POST /generate/classification/label-existing Sends your own unlabeled text to Pioneer and returns classification labels. Use this when you have existing text that you want to classify rather than generating new synthetic examples. Request body
labels
string[]
required
List of class names to classify text into. For example: ["positive", "negative", "neutral"].
inputs
string[]
required
List of text strings to classify. Accepts between 1 and 1,000 strings per request.

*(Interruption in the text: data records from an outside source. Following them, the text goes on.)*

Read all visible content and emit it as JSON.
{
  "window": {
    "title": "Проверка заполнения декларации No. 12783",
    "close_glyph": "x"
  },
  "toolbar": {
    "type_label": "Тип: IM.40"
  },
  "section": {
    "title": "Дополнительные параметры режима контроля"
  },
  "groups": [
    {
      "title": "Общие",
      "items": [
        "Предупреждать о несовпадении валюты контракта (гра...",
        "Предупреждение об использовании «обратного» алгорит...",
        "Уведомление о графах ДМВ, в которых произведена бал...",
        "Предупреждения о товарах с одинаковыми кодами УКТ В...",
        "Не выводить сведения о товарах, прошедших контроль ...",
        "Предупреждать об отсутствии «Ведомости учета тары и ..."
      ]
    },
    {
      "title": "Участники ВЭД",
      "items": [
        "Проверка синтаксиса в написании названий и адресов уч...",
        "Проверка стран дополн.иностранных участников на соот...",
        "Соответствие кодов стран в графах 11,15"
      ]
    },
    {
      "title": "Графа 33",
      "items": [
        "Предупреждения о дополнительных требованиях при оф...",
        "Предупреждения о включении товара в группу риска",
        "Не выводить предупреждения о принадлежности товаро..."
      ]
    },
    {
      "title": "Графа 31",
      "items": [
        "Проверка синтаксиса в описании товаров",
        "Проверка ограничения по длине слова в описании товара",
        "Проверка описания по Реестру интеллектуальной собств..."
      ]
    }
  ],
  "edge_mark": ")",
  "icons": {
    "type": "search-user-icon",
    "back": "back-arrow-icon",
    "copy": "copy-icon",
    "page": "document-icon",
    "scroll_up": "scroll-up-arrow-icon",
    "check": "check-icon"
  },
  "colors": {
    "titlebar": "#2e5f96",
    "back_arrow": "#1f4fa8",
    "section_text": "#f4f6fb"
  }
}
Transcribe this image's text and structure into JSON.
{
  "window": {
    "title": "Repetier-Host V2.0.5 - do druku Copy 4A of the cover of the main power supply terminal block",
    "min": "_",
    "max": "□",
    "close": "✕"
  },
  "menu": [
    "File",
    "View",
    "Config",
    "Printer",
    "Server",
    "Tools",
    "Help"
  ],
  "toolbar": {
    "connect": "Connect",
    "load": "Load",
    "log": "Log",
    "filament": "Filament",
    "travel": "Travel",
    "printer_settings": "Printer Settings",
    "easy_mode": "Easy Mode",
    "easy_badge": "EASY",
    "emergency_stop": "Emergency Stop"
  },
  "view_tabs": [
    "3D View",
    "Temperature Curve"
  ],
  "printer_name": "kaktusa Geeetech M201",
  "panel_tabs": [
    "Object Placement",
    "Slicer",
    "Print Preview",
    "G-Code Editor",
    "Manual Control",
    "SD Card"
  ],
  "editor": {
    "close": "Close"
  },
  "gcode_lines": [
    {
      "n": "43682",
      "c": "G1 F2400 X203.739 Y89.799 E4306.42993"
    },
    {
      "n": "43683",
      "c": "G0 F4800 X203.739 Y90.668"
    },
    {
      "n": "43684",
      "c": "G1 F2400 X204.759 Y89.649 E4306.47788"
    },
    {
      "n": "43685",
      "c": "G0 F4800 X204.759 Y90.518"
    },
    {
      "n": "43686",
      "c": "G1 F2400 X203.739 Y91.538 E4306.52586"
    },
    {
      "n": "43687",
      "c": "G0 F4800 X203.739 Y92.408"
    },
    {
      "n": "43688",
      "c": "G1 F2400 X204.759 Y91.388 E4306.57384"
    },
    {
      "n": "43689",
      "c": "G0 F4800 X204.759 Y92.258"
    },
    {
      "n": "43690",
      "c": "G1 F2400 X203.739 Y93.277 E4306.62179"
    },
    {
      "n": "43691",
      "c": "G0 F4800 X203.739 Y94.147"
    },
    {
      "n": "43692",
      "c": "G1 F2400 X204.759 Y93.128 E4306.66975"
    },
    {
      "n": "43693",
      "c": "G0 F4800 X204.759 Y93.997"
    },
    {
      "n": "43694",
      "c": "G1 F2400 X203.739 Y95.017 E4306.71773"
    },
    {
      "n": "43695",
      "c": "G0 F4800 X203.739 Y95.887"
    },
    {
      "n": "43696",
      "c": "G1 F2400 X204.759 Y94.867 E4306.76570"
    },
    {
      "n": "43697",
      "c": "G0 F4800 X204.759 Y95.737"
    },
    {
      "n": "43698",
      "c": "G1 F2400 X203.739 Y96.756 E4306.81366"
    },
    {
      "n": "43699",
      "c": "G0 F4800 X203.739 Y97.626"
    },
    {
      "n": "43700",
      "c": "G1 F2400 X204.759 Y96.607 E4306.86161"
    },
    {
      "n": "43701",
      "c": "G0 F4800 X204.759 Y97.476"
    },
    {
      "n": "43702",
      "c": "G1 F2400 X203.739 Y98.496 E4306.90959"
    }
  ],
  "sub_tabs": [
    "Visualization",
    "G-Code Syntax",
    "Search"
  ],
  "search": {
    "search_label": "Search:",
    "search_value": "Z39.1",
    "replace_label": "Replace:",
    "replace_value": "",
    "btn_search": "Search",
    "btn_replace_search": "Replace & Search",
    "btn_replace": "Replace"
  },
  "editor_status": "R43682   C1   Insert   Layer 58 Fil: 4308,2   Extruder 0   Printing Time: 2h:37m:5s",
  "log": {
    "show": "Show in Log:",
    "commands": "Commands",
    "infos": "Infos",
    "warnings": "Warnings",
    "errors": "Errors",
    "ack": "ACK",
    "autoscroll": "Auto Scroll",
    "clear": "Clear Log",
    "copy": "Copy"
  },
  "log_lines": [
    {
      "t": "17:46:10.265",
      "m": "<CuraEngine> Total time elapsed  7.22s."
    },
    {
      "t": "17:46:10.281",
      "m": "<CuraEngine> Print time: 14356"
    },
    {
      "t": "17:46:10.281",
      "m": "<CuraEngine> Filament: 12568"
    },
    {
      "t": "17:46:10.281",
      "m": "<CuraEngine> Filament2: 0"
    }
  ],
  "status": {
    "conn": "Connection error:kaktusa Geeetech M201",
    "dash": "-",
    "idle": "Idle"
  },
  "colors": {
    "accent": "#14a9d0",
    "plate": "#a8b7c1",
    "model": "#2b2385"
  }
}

curl -X POST https://api.pioneer.ai/generate/classification/label-existing \
  -H "X-API-Key: YOUR_API_KEY" \
  -H "Content-Type: application/json" \
  -d '{
    "labels": ["positive", "negative", "neutral"],
    "inputs": [
      "The product exceeded all my expectations.",
      "Shipping took three weeks and the box was damaged."
    ]
  }'
Response Returns an array of classification results, one per input string, each containing the predicted label and a confidence score.